Ci sono buone probabilità che Matteo Messina Denaro, come molti degli storici boss arrestati in passato, si rifugi da sempre a casa sua, nel trapanese. Cosa impedisce realmente di catturare il capomafia in una porzione relativamente ridotta di territorio?
L’esistenza di una rete fittissima di complicità, di protezione, di legami. Non è una rete di tipo astratto e generico ma si fonda su un sentimento di legami fortissimi, su una sorta di consenso. Messina Denaro ha ottenuto consenso erogando sul territorio benefici, protezioni, vantaggi di qualsivoglia natura garantendo una serie di risultati diciamo “utilitari” che fanno sì che vi sia un ritorno. Ma è un discorso difficile, se si fosse compreso l’ostacolo da rimuovere avremmo già raggiunto l’obiettivo.

Nell’ultimo periodo si sono susseguiti una serie di arresti e sequestri patrimoniali che hanno messo sotto scacco, uno dopo l’altro, diversi imprenditori accusati di avere legami con il boss latitante. Che lettura ci può dare delle recenti operazioni che hanno svelato nomi insospettabili di suoi fedelissimi collaboratori?

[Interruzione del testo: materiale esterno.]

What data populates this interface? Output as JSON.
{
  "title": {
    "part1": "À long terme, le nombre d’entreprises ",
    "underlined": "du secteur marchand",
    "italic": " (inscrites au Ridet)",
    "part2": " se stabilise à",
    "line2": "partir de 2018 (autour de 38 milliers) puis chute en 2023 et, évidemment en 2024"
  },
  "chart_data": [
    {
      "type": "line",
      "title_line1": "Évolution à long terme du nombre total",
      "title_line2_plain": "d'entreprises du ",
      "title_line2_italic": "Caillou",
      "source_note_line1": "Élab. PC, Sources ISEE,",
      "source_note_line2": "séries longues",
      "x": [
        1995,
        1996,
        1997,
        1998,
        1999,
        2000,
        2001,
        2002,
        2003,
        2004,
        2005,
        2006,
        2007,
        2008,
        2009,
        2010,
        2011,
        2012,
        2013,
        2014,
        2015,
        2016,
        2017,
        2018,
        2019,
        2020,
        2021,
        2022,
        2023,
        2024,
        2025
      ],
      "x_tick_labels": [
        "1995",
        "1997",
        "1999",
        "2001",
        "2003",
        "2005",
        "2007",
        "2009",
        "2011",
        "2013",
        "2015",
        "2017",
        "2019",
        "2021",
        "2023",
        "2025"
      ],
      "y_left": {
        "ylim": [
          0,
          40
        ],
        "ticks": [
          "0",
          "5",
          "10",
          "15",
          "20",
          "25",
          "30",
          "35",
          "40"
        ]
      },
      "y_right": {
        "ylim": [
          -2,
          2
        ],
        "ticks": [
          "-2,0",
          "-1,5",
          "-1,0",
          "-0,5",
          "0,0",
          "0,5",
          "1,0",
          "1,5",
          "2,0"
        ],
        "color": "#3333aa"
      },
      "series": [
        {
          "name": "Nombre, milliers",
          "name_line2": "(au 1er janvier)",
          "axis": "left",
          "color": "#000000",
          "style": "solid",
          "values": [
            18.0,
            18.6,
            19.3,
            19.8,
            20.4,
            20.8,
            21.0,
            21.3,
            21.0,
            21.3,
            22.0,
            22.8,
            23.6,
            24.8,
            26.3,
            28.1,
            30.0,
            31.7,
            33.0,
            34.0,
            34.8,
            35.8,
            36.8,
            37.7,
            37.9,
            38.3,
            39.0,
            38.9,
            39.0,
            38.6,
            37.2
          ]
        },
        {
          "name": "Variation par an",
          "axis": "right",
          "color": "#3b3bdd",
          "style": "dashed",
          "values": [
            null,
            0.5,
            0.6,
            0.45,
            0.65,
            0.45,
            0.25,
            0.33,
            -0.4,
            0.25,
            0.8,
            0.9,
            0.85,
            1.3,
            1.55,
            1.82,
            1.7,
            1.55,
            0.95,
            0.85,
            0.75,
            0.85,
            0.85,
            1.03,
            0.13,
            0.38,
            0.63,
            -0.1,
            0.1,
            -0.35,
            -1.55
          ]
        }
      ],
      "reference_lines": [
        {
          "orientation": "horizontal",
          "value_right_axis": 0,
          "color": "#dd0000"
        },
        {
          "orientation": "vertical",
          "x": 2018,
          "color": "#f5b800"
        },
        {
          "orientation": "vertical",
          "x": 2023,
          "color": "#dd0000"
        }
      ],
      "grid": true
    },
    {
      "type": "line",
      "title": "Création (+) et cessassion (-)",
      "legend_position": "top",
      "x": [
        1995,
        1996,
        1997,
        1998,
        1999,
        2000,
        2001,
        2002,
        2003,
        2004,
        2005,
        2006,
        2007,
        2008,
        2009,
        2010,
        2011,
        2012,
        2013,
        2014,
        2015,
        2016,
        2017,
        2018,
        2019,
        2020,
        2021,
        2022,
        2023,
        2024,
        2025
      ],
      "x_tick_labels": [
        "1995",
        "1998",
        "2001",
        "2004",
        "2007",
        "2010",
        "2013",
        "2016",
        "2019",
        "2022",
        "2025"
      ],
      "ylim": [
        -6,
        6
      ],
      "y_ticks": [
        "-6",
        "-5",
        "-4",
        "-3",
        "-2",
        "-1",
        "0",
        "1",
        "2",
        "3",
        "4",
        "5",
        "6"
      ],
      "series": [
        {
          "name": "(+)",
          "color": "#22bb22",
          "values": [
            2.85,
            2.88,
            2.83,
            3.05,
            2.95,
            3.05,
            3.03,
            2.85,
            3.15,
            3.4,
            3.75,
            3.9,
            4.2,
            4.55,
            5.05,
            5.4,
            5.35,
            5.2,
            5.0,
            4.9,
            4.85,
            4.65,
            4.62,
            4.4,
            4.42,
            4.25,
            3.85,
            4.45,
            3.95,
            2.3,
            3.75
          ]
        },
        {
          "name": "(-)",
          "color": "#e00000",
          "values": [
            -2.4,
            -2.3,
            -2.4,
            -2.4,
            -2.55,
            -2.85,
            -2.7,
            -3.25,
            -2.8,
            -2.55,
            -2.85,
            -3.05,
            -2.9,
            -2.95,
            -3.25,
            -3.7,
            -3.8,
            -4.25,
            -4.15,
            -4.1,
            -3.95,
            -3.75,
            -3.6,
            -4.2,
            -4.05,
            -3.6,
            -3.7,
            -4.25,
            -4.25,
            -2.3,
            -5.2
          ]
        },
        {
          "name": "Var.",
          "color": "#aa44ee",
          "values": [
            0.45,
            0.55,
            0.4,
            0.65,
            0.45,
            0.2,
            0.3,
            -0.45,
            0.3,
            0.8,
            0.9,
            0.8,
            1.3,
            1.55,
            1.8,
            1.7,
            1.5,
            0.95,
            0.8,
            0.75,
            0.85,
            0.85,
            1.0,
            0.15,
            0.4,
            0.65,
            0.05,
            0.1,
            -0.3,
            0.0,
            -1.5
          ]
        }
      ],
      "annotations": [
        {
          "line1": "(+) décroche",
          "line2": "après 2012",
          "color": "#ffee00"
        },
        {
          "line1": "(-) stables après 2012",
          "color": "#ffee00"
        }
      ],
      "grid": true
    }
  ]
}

E’ un versante di particolare importanza. L’aggressione al patrimonio mafioso è determinante in una situazione nella quale l’associazione mafiosa, come qualunque altro soggetto, si trova a vivere in un contesto di crisi economica generale. Intervenire sui patrimoni, tagliare alla base le utilità e i profitti delle attività criminali non può che essere decisivo, perchè mette in difficoltà l’associazione. Sono convinto che la serie di fenomeni, che in altre occasioni ho definito “fibrillazioni criminali”, siano in qualche modo direttamente legate a una strategia generale di contrasto da parte dello Stato che riguarda il versante patrimoniale.. In questo momento vi sono in trattazione, davanti al tribunale, delle misure di prevenzione patrimoniali in particolare tra le più rilevanti, e noi come procura sosteniamo l’accusa. Trapani, ad ogni modo, si sta rivelando una posizione particolarmente importante e delicata.

In riferimento alle minacce di cui lei è stato oggetto insieme ad alcuni sostituti, che risposte avete ricevuto dalle istituzioni e qual è oggi la situazione, dal punto di vista della sicurezza, che la Procura di Trapani deve affrontare?
La situazione si è fatta pesante, vi è stata una serie ripetuta di episodi che hanno interessato la mia persona e non solo, che hanno riguardato anche la sicurezza della struttura, del palazzo, del materiale investigativo. È quindi una situazione molto complessa, che è stata sicuramente aggredita nella sua capacità globale da una serie di episodi, di minacce, di pressioni, di interferenze. Penso, per esempio, al rinvenimento di quella parte di congegno – una microspia, sprovvista dei collegamenti per trasmettere il segnale audio, piazzata accanto alla porta d’ingresso riservata ai magistrati, ndr – . Ciò ha creato un momento di pressione e di tensione nell’ufficio.
Bisogna quindi cercare di leggere e decifrare la situazione nel suo complesso e gli effetti che ha determinato, anche alla luce di una serie di dinamiche del contesto criminale e mafioso. La risposta dello Stato sicuramente c’è stata, gli organi preposti alla sicurezza si sono messi in azione, quantomeno a Trapani. La Prefettura di Trapani e gli organi di polizia si sono attivati al massimo delle loro potenzialità. Sono lieto, tra l’altro, di avere ricevuto un segno importante da parte del Ministro dell’Interno Alfano, che ha dato un segno diretto di vicinanza alla Procura di Trapani. Non ho idea delle evoluzioni future ma posso assicurare che c’è il massimo dell’attenzione, siamo intervenuti nella maniera più forte possibile anche in questo caso sulla struttura e sulla tutela del segreto investigativo. Stiamo andando incontro ad un notevole sforzo nella serie di indagini, di oggettiva delicatezza, di cui ci occupiamo sotto il profilo che ci compete in merito alle misure di prevenzione. Il tribunale di Trapani sta operando bene, con notevole impegno e una serie di vicende e di attività investigative. Per il resto possiamo solo cercare di prestare attenzione, e per attenzione intendo anche ad altri segnali, oltre alla decifrazione di ciò che questo quadro possa voler dire.